One thing I explicitly want to avoid slipping into, is (implicitly) defining what is "genuinely" Islamic and what is un-Islamic. This is clearly irrelevant to my study of sharīʿa.
In studying the sharīʿa, one must endeavor, as Mahmoud Ayyub put it, to "remove his shoes before entering the mosque."*
I think this can be reasonably accomplished by distinguishing between sharīʿa and fiqh. Samuel L. Hayes III and Frank E. Vogel elaborate on this crucial distinction in Islamic Law and Finance: Religion, Risk and Return (1998):
A distinction is possible between the perfect, immutable Divine Law itself as revealed in the Qur'an and the Sunna, called sharīʿa (literally "the Way"), and the sum of human efforts to apprehend that law, some of which may be in error or at least in dispute, called fiqh (literally "understanding."
For example, while God knows His perfect Law in its last detail, human beings often differ about that Law, particularly in details. Many schools of thought see little point in differentiating between sharīʿa and fiqh, since they believe that fiqh is the only valid means to know the sharīʿa and that any apparent flaws in fiqh are divinely intended. Yet the distinction remains useful and valid.

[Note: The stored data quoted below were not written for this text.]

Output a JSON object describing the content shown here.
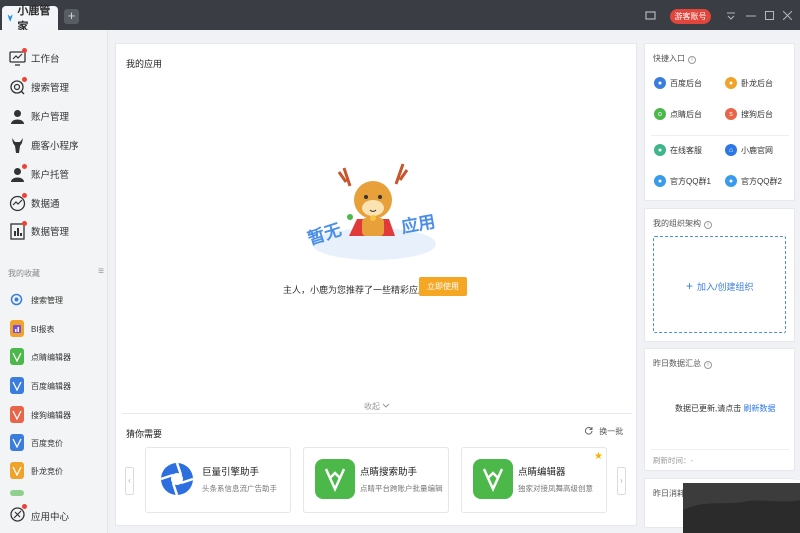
{
  "titlebar": {
    "tab_title": "小鹿管家",
    "add_tab": "+",
    "guest_label": "游客账号",
    "colors": {
      "bar": "#3a3d43",
      "guest": "#e2453c"
    }
  },
  "sidebar": {
    "nav": [
      {
        "label": "工作台",
        "icon": "monitor-chart-icon",
        "dot": true
      },
      {
        "label": "搜索管理",
        "icon": "search-target-icon",
        "dot": true
      },
      {
        "label": "账户管理",
        "icon": "user-account-icon",
        "dot": false
      },
      {
        "label": "鹿客小程序",
        "icon": "deer-icon",
        "dot": false
      },
      {
        "label": "账户托管",
        "icon": "user-hosting-icon",
        "dot": true
      },
      {
        "label": "数据通",
        "icon": "data-gauge-icon",
        "dot": true
      },
      {
        "label": "数据管理",
        "icon": "data-bars-icon",
        "dot": true
      }
    ],
    "favorites_label": "我的收藏",
    "favorites": [
      {
        "label": "搜索管理",
        "icon": "search-target-icon",
        "color": "#3b7ddd"
      },
      {
        "label": "BI报表",
        "icon": "bi-report-icon",
        "color": "#f0a32a"
      },
      {
        "label": "点睛编辑器",
        "icon": "dianjing-editor-icon",
        "color": "#4cb84a"
      },
      {
        "label": "百度编辑器",
        "icon": "baidu-editor-icon",
        "color": "#3b7ddd"
      },
      {
        "label": "搜狗编辑器",
        "icon": "sogou-editor-icon",
        "color": "#e8654a"
      },
      {
        "label": "百度竞价",
        "icon": "baidu-bid-icon",
        "color": "#3b7ddd"
      },
      {
        "label": "卧龙竞价",
        "icon": "wolong-bid-icon",
        "color": "#f0a32a"
      }
    ],
    "app_center": "应用中心"
  },
  "main": {
    "title": "我的应用",
    "empty_art_left": "暂无",
    "empty_art_right": "应用",
    "empty_text": "主人，小鹿为您推荐了一些精彩应用",
    "use_button": "立即使用",
    "collapse": "收起",
    "guess_title": "猜你需要",
    "refresh_label": "换一批",
    "cards": [
      {
        "name": "巨量引擎助手",
        "desc": "头条系信息流广告助手",
        "icon": "juliang-engine-icon",
        "color": "#2e6fe0",
        "starred": false
      },
      {
        "name": "点睛搜索助手",
        "desc": "点睛平台跨账户批量编辑",
        "icon": "dianjing-search-icon",
        "color": "#4cb84a",
        "starred": false
      },
      {
        "name": "点睛编辑器",
        "desc": "独家对接凤舞高级创意",
        "icon": "dianjing-editor-icon",
        "color": "#4cb84a",
        "starred": true
      }
    ]
  },
  "quick": {
    "title": "快捷入口",
    "links": [
      {
        "label": "百度后台",
        "icon": "baidu-paw-icon",
        "color": "#3b7ddd"
      },
      {
        "label": "卧龙后台",
        "icon": "wolong-icon",
        "color": "#f0a32a"
      },
      {
        "label": "点睛后台",
        "icon": "dianjing-icon",
        "color": "#4cb84a"
      },
      {
        "label": "搜狗后台",
        "icon": "sogou-icon",
        "color": "#e8654a"
      },
      {
        "label": "在线客服",
        "icon": "chat-service-icon",
        "color": "#3fb58a"
      },
      {
        "label": "小鹿官网",
        "icon": "home-icon",
        "color": "#2b78e4"
      },
      {
        "label": "官方QQ群1",
        "icon": "qq-icon",
        "color": "#3a9bea"
      },
      {
        "label": "官方QQ群2",
        "icon": "qq-icon",
        "color": "#3a9bea"
      }
    ]
  },
  "org": {
    "title": "我的组织架构",
    "add_label": "加入/创建组织"
  },
  "yesterday": {
    "title": "昨日数据汇总",
    "msg": "数据已更新,请点击",
    "link": "刷新数据",
    "refresh_time": "刷新时间：-"
  },
  "partial_panel": {
    "title": "昨日消耗"
  }
}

The outsider who wishes to comment on Islamic legal phenomena in history without questioning either the perfection of the Divine Law or the truth of Muslim beliefs may find it indispensable.**
Overall, while remaining respectful, at the same time, (as I already mentioned), I do not see myself as an apologist for the sharīʿa.
*cited by Edmund Burke III, 1979 original phrase does not relate directly.
**Hayes and Vogel, 23. This distinction is a little simplistic, but enough to give the reader a general picture.